About 2,300 union members strike doctors have worked in the East African country after on Monday (5/12/2011) the local government said it could not meet the demands of physicians who requested a salary increase of 300 percent.
More than 600 physicians complete with white coat lined up on Wednesday (7/12/2011) in downtown Nairobi to the Treasury building, waving placards and shouting slogans supporting the strike. They wore blue ribbons on his jacket as a sign of solidarity with their suffering.
"The strike will continue until the government responded to our voices," said Boniface Chitayi, secretary general of the union doctors Kenya, Medical Practitioners and Dentists Union (MPDU), as reported by Reuters on Wednesday (12/14/2011).
The protest is the latest in a series of industrial policies that have gripped Kenya in recent months. Elementary school teachers, university lecturers and nurses angered by the rising cost of living to finally go on strike, but later returned to work after reaching an agreement with the state.
The doctors say they get an average of 35,000 shillings (about USD 3.5 million) per month and demanding higher pay because of the cost of living soar. Annual inflation reached almost 20 percent in November 2011 that has been rising for 13 consecutive months.

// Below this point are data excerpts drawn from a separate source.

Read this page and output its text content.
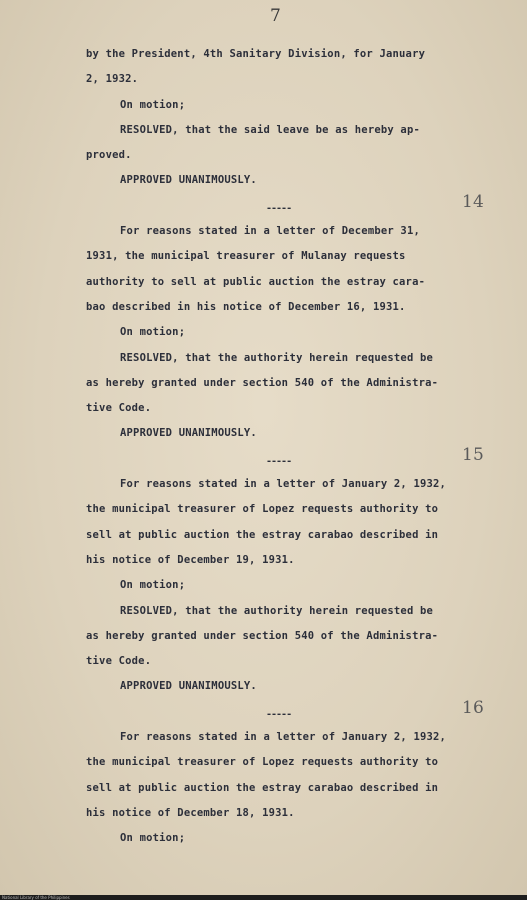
7
by the President, 4th Sanitary Division, for January
2, 1932.
On motion;
RESOLVED, that the said leave be as hereby ap-
proved.
APPROVED UNANIMOUSLY.
-----	14
For reasons stated in a letter of December 31,
1931, the municipal treasurer of Mulanay requests
authority to sell at public auction the estray cara-
bao described in his notice of December 16, 1931.
On motion;
RESOLVED, that the authority herein requested be
as hereby granted under section 540 of the Administra-
tive Code.
APPROVED UNANIMOUSLY.
-----	15
For reasons stated in a letter of January 2, 1932,
the municipal treasurer of Lopez requests authority to
sell at public auction the estray carabao described in
his notice of December 19, 1931.
On motion;
RESOLVED, that the authority herein requested be
as hereby granted under section 540 of the Administra-
tive Code.
APPROVED UNANIMOUSLY.
-----	16
For reasons stated in a letter of January 2, 1932,
the municipal treasurer of Lopez requests authority to
sell at public auction the estray carabao described in
his notice of December 18, 1931.
On motion;
National Library of the Philippines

The doctors even still want to continue the strike for a week and ignore the government's request to return to work and reverse the earlier decision to end the industrial action.
Many patients eventually displaced by the attending physicians who are not able to handle all incoming patients.
"I have been here all day I bring my child for surgery to treat stomach aches. But he has not noticed," said Anne Nduta (32 years) who was carrying her child aged 6 years in the largest public hospitals in the country, Kenyatta National Hospital.